Node.js doesn't make it easy to share state between processes, but once you're scaling to multiple processes, the jump to multiple machines probably isn't far behind. You'll need to design a distributed algorithm, or just centralize your shared state in something like Redis anyway.

4 comments

That's a good argument for a plain web app fronting a DB server. But what if you want to implement a server that keeps a lot of data in memory?
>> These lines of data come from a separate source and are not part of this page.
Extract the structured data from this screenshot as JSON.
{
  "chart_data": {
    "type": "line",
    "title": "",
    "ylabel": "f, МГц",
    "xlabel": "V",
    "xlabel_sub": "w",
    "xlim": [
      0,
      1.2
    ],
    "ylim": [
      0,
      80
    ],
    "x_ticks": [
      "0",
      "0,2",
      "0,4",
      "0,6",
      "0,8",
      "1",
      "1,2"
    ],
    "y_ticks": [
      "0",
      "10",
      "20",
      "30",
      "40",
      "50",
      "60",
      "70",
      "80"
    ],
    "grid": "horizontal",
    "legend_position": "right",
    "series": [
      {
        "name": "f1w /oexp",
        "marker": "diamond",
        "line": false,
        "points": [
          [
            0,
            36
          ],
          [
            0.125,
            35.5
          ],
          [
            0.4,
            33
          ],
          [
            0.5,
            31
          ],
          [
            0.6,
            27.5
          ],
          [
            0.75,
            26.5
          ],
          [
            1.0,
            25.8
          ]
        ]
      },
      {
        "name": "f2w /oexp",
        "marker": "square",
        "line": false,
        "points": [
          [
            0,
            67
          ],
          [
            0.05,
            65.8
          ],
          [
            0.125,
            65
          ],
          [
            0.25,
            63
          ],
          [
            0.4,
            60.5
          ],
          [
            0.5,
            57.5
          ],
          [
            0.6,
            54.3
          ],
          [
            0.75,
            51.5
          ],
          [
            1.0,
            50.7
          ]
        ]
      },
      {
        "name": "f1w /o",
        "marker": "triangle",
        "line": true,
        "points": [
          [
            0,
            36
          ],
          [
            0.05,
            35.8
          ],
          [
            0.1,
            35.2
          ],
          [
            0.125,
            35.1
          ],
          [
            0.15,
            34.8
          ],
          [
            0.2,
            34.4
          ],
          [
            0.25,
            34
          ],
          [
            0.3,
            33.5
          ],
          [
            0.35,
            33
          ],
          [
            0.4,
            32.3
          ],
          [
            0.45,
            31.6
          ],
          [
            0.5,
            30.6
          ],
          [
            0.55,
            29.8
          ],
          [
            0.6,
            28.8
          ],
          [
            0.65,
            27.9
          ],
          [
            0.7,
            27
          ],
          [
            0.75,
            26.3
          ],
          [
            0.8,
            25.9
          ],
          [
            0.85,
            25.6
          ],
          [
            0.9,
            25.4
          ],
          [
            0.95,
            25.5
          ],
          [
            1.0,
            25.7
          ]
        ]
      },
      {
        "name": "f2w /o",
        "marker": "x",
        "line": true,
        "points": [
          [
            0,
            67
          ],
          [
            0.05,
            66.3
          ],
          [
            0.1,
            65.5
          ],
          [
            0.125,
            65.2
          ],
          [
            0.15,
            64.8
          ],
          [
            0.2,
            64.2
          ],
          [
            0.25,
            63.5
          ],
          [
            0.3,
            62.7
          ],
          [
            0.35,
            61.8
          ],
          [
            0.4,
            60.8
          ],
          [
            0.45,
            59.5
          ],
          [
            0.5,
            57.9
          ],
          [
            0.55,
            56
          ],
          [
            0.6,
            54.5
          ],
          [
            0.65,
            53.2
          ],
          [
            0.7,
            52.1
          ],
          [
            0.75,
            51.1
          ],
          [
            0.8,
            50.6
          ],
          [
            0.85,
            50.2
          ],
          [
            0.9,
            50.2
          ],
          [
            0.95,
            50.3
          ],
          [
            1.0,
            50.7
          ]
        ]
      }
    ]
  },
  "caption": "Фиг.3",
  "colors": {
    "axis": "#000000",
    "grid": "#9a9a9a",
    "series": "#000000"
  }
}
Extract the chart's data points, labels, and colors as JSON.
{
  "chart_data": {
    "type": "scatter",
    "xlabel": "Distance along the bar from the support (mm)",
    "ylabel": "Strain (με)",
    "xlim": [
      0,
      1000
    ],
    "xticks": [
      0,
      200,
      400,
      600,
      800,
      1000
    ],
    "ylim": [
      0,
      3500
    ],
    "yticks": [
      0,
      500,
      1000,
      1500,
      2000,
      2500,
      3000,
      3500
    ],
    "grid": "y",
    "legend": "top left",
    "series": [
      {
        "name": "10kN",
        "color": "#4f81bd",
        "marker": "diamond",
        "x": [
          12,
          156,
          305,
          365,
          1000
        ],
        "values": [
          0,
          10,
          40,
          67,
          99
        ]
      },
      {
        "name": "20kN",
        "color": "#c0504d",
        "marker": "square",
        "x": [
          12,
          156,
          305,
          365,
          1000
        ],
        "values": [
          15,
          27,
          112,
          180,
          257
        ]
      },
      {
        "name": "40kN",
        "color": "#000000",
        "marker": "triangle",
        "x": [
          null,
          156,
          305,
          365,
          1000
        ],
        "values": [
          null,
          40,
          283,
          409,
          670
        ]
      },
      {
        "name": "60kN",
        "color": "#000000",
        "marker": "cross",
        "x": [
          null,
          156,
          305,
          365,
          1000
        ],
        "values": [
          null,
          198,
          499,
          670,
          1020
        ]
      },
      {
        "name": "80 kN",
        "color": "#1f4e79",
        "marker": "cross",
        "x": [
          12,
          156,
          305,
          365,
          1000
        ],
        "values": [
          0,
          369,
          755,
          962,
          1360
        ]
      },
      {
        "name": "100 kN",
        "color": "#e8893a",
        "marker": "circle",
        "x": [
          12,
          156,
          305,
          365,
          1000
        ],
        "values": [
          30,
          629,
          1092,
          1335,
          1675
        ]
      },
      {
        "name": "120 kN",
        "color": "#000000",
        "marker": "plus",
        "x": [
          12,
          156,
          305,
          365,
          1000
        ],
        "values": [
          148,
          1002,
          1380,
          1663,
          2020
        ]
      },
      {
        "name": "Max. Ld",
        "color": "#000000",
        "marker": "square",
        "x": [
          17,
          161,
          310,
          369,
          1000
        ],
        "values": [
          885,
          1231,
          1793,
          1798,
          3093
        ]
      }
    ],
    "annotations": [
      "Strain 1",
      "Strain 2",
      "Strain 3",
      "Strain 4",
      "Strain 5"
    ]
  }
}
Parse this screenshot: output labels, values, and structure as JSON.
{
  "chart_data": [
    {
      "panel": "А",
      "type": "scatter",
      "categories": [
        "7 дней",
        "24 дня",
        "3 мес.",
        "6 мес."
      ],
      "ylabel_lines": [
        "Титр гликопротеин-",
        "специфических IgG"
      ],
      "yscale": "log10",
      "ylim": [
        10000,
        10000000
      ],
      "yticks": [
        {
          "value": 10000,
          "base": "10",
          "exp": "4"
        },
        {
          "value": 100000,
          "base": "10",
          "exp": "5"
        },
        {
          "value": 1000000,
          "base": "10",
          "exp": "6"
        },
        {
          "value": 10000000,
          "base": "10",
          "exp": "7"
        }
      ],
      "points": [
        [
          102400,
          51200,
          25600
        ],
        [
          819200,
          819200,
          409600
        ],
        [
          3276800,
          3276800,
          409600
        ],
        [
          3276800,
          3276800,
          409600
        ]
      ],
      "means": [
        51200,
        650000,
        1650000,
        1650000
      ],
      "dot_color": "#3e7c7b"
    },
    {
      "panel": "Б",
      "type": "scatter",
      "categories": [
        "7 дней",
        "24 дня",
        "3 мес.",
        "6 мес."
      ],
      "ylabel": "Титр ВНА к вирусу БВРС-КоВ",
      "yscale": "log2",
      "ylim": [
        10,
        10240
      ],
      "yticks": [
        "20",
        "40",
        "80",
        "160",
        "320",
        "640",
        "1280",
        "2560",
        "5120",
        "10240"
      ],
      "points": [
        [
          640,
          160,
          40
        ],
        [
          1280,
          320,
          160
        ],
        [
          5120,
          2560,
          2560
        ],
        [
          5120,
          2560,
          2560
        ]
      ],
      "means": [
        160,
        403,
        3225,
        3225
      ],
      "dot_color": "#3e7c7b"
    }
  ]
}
What if you're not the user of Cassandra, Redis, Lucene or a specialized analytics engine but its creator?

For request/response type of scenarios (unlike batch processing) you basically have two options: (a) Use a multi-process shared memory design (or even just the file cache), which is very cumbersome to implement because you cannot use pointers and hence none of the data structures in your favorite language's library. (b) Use shared in-process state with powerful concurrency primitives. That's what clojure helps you do.

You cannot avoid to choose between these two architectures by using distribution across machines. Distribution is built on top of whatever you do on a single machine.

Smarter people than me have commented on this before: http://nighthacks.com/roller/jag/resource/Fallacies.html
"The processes end up with incorrect states pretty much immediately."

Concurrency failure.

If you consider the multi-server case, this is a consensus problem. To solve it, you need to either use an algorithm like Paxos, or use some central synchronization point like a Redis or memcached server. Yes, node.js fails compared to Clojure when it comes to taking advantage of multiple cores on this example. Clojure's concurrency primitives are really slick. But that's not the whole story.
It would be interesting to see Clojure's transaction support extended across multiple machines.
The guy just wanted to count how many requests his server gets; seems like that ought to be easy.